Paul Verhoeven’s Elle is one wickedly perverse, end-of-the-world, ice-cold erotic whodunit. It’s not really a thriller as much as a fascinating character study of Isabelle Huppert‘s Michele, a 50something owner of a Parisian videogame company that creates violent rape fantasies, and how a series of assaults and shocks that befall her character are reflective of Michele’s pathology and that of the general drift of social mores these days.
So Elle is partly social criticism and partly a kind of sex comedy. Except you can’t really call it comedic or farcical. Well, you can but the humor is flavored with a chilly, amoral undertow that smothers the hah-hah. But it’s constantly amusing. And the film is sharp, direct and fat-free — the best or least problematic Verhoeven film since Basic Instinct or even Robocop. It runs 130 minutes but feels like 100, if that.
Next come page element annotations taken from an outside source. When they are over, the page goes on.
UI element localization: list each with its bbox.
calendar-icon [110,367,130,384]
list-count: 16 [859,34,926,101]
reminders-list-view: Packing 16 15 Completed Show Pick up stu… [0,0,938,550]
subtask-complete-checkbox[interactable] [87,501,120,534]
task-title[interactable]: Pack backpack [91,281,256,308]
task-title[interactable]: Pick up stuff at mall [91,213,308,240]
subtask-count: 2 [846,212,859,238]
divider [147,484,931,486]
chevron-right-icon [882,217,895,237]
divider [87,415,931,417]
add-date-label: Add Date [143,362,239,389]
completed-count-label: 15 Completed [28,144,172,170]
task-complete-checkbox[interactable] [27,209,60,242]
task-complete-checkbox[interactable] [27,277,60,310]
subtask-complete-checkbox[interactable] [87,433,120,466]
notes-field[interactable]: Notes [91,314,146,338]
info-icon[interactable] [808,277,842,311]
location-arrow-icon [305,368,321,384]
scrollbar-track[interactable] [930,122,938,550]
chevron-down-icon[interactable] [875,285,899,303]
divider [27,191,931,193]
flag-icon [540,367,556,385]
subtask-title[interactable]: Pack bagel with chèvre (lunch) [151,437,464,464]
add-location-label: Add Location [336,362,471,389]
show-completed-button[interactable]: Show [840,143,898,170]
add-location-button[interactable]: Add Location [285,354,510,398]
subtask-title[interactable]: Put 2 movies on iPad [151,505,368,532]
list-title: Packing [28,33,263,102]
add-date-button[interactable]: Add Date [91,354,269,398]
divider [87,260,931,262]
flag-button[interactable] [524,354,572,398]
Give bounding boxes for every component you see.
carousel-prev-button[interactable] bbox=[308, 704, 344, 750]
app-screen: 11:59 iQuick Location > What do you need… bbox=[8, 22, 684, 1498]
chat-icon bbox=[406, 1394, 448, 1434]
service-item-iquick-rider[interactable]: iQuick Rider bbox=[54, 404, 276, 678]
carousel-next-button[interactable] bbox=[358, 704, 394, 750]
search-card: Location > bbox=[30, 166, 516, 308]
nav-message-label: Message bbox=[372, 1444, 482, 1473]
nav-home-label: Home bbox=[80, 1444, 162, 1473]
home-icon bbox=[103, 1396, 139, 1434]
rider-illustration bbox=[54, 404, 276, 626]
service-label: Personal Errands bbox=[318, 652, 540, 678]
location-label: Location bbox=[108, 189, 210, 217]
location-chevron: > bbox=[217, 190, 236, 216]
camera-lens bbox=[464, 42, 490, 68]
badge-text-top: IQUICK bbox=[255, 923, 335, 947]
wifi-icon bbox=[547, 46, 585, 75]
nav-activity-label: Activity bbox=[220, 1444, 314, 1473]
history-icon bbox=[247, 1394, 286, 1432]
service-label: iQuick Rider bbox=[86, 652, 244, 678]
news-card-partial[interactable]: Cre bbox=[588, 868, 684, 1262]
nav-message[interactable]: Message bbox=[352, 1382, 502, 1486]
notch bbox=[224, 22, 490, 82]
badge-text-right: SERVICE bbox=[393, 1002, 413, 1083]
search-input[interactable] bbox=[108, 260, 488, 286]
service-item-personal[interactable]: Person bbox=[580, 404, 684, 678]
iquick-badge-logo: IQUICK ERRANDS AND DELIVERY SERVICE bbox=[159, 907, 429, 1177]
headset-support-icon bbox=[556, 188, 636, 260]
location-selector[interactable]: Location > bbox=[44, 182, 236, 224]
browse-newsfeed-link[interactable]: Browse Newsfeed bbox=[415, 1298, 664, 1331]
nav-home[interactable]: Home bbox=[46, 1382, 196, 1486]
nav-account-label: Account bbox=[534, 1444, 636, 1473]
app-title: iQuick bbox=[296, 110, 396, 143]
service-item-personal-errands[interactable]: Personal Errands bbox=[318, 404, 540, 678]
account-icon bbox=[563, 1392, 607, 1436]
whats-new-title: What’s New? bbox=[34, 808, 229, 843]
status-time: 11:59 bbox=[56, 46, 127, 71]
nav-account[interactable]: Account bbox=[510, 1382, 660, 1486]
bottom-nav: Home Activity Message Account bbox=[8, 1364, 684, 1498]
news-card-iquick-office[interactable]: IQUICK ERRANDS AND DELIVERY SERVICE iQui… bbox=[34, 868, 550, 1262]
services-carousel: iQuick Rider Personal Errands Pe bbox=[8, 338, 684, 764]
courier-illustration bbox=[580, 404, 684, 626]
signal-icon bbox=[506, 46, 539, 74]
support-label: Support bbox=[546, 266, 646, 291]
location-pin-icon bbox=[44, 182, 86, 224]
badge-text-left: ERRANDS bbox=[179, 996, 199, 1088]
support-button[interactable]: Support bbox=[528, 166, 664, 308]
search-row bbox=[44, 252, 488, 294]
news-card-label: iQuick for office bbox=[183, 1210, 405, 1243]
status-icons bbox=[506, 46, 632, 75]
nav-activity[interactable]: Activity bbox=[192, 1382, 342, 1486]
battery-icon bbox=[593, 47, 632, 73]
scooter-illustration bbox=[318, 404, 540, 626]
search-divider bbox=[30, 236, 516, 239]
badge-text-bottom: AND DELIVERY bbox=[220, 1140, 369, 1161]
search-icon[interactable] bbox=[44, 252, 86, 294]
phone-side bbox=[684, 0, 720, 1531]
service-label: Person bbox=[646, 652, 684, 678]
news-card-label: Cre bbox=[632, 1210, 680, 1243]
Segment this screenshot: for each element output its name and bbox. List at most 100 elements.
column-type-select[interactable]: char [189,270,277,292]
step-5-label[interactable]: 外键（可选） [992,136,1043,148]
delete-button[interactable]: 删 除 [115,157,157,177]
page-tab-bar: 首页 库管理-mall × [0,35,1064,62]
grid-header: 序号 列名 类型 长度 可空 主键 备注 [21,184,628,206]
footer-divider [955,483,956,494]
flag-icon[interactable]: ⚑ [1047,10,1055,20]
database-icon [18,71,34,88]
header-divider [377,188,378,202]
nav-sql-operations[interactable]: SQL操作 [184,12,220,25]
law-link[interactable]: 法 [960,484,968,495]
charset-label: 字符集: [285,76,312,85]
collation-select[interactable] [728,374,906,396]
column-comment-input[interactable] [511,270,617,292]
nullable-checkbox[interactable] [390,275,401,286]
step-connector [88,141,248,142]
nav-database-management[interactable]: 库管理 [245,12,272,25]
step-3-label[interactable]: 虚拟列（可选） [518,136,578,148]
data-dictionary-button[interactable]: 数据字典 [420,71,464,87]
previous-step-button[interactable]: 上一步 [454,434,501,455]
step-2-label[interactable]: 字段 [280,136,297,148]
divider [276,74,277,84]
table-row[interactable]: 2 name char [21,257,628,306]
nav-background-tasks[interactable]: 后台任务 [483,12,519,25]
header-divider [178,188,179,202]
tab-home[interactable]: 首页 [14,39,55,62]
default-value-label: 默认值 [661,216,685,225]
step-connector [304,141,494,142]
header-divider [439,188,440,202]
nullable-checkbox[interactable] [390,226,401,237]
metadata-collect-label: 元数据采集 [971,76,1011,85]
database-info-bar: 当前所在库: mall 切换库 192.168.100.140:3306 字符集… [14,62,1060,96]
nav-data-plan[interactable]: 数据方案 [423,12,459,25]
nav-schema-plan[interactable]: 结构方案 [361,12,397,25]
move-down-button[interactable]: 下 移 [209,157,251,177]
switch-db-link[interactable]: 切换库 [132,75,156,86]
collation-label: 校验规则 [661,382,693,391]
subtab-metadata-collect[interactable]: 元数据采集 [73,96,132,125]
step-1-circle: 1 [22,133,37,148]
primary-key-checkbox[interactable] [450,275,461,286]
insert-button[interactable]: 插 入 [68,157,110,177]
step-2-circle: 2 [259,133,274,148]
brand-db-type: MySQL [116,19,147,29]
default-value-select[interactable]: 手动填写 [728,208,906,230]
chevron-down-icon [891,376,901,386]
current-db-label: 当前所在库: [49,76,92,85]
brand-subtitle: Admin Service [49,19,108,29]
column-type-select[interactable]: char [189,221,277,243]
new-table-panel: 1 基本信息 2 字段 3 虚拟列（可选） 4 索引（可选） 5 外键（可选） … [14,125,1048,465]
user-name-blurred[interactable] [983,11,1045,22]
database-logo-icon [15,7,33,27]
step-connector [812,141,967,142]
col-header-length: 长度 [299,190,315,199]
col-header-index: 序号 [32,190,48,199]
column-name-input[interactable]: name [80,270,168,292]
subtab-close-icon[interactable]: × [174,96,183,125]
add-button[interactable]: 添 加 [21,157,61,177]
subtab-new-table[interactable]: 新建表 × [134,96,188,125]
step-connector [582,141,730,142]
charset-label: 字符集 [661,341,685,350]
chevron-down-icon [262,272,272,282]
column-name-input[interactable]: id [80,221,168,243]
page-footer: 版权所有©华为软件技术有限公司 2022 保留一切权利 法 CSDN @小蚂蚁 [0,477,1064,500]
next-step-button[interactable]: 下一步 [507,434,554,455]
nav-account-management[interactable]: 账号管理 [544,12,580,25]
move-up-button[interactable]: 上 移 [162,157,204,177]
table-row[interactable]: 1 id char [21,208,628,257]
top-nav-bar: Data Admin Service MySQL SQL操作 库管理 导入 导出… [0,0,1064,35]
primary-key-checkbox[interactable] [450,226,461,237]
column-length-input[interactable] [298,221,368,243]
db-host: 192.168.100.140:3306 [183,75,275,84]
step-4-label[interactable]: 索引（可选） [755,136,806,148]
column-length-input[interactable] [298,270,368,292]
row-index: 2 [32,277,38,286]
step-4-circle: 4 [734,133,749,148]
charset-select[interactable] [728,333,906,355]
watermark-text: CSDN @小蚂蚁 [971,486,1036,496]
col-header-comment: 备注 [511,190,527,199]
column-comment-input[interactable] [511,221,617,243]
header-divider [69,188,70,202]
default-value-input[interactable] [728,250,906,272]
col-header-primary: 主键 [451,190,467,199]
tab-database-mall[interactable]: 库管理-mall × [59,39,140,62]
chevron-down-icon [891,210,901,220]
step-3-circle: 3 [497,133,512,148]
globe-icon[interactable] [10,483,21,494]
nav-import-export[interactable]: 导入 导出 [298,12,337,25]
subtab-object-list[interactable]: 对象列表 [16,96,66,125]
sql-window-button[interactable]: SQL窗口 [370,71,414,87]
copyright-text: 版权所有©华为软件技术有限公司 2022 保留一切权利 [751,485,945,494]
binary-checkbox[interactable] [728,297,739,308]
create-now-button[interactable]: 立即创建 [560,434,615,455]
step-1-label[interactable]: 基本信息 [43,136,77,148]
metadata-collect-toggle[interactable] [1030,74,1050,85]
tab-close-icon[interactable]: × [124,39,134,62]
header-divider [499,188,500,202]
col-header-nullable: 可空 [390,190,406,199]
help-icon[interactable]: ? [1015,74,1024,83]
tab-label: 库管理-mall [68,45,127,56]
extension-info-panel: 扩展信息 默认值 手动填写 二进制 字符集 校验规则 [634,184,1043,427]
Elle is partly a kinky sex fantasia (i.e., get to know your rapist), partly a twisted tale of perverse karma stretching back decades, partly a portrait of social dysfunction and moral indifference, partly a Verhoeven-styled wicked game movie (he’s always been into kinky abandon of one kind of another), and partly a woman’s empowerment saga. I found it completely pleasurable despite the fact that the air conditioning wasn’t working in Scotiabank #2. It was awful in there.
David Birke‘s screenplay is adapted from Philippe Djian’s novel, but it really feels like Satan wrote it. Satan in a dry, whimsical, fuck-all mood.
It starts with Michele, a resident of a tony Paris suburb, being brutally raped by some guy whose face is covered by a black head mask. This being a Verhoeven film, Michelle is shocked and traumatized and perhaps a little bit turned on by the attack.
The film is more or less about Michele’s decision to find out who the assailant is on her own — no cops. Is it a total stranger, some boilerplate rapist? Or Kurt (Lucas Prisor), a somewhat disapproving guy who works at her videogame company? Is it her next-door neighbor, Patrick (Laurent Lafitte), a banker married to a pretty goody-two-shoes Catholic? Her sometime lover Robert (Christian Berkel), who’s marred to Michele’s best friend and business partner, Anna (Anne Consigny)?
Her 20something son Vincent (Jonas Bloquet) is not a suspect, but he’s a sucker and a weakling who’s in love with a ball-busting neurotic, Josie (Alice Isaac), who early on gives birth to a kid who clearly hasn’t been co-sired by Vincent. Also involved is Michele’s oddball mother (Judith Magre) who’s planning on marrying a much-younger guy, and her father, a surburban mass murderer who’s been serving a life sentence since the ’70s.
Huppert is fantastic as Michele. She’s been playing take-it-or-leave-it types, erotic obsessives and eccentrics (Michael Haneke‘s The Piano Teacher is a standout in this regard) for so long that her Elle outing feels like a variation on a theme. But she so owns this kind of thing.